The S&P 500 rose 38.48 points to 4,173.42. The Dow Jones Industrial Average gained 316.01 points, or 0.9%, to 34,137.31. Both the S&P 500 and Dow hit all-time highs on Friday. The technology-heavy Nasdaq added 163.95 points, or 1.2%, to 13,950.22.
The Russell 2000 index of smaller company stocks, which has been outpacing the broader market all year, led the way higher, climbing 51.42 points, or 2.3%, to 2,239.63.
The yield on the 10-year Treasury held steady at 1.56%.
Much of the market’s focus over the next two weeks will be on individual companies and how well their quarterly results turn out. This week roughly 80 members of the S&P 500 are due to report results, as well as one out of every three members of the Dow. On average, analysts expect quarterly profits across the S&P 500 to climb 24% from a year earlier, according to FactSet.
“Those companies that meet or beat on revenue and paint a nice picture for the rest of the year are being rewarded,” said J.J. Kinahan, chief strategist with TD Ameritrade. “When a railroad company is saying we really see improvement for the second half of the year, that’s a really good sign.”

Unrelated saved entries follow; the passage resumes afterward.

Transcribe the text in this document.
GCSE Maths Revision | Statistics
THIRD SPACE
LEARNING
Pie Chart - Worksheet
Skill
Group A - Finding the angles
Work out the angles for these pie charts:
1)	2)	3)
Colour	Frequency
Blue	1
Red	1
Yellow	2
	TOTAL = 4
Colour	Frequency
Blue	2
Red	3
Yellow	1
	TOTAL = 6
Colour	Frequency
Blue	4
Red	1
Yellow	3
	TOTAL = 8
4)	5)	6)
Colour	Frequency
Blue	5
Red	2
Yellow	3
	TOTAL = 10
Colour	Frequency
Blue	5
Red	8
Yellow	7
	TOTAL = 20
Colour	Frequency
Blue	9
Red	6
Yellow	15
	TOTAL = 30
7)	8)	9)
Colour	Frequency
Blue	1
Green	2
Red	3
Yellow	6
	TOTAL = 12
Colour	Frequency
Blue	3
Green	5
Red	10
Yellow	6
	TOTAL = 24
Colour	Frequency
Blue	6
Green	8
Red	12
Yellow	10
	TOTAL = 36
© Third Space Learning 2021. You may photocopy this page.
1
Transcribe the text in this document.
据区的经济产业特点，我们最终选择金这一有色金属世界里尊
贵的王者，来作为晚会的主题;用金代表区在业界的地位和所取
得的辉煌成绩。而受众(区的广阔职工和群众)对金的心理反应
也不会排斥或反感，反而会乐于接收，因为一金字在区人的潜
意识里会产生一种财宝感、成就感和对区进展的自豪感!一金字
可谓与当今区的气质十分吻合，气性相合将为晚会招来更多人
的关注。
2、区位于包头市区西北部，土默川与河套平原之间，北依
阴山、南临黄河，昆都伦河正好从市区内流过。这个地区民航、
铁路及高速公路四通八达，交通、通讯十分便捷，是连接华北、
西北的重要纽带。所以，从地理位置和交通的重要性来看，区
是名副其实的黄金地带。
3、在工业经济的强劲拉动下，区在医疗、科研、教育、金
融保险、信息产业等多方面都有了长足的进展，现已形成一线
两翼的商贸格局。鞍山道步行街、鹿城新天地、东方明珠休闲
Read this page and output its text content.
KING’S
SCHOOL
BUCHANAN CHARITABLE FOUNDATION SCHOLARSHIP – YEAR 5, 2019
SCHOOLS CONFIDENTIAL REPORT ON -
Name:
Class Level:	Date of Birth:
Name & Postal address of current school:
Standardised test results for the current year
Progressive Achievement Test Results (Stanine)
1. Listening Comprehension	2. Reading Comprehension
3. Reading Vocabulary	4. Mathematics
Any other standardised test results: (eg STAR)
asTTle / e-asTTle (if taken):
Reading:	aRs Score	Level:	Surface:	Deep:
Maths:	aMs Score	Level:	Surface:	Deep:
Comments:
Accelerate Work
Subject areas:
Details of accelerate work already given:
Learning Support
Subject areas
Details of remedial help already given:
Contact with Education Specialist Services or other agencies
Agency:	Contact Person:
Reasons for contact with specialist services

Railroad operator CSX said its first-quarter profit fell because of higher expenses, but it expects to benefit as the U.S. economy strengthens further over the rest of the year. The stock rose 4.3%
Health care stocks helped lead the broader market higher after several companies reported solid financial results. Surgical device maker Intuitive Surgical rose 9.9% after handily beating analysts’ first-quarter forecasts. Medical device maker Edwards Lifesciences rose 6.3% after also reporting strong financial results.
Netflix slumped 7.4% for the biggest decline in the S&P 500. The video streaming pioneer disappointed investors with its latest report on subscriber additions, which came in below its own forecasts. The gangbuster growth Netflix had seen during the pandemic appeared to be slowing as people start leaving their homes more and as competition from rival services picks up.
Investors are looking to justify the market’s advance this year, despite the lingering pandemic and higher-than-normal unemployment. There are also signs of COVID infections increasing outside the U.S. in major economies such as India and Brazil once again.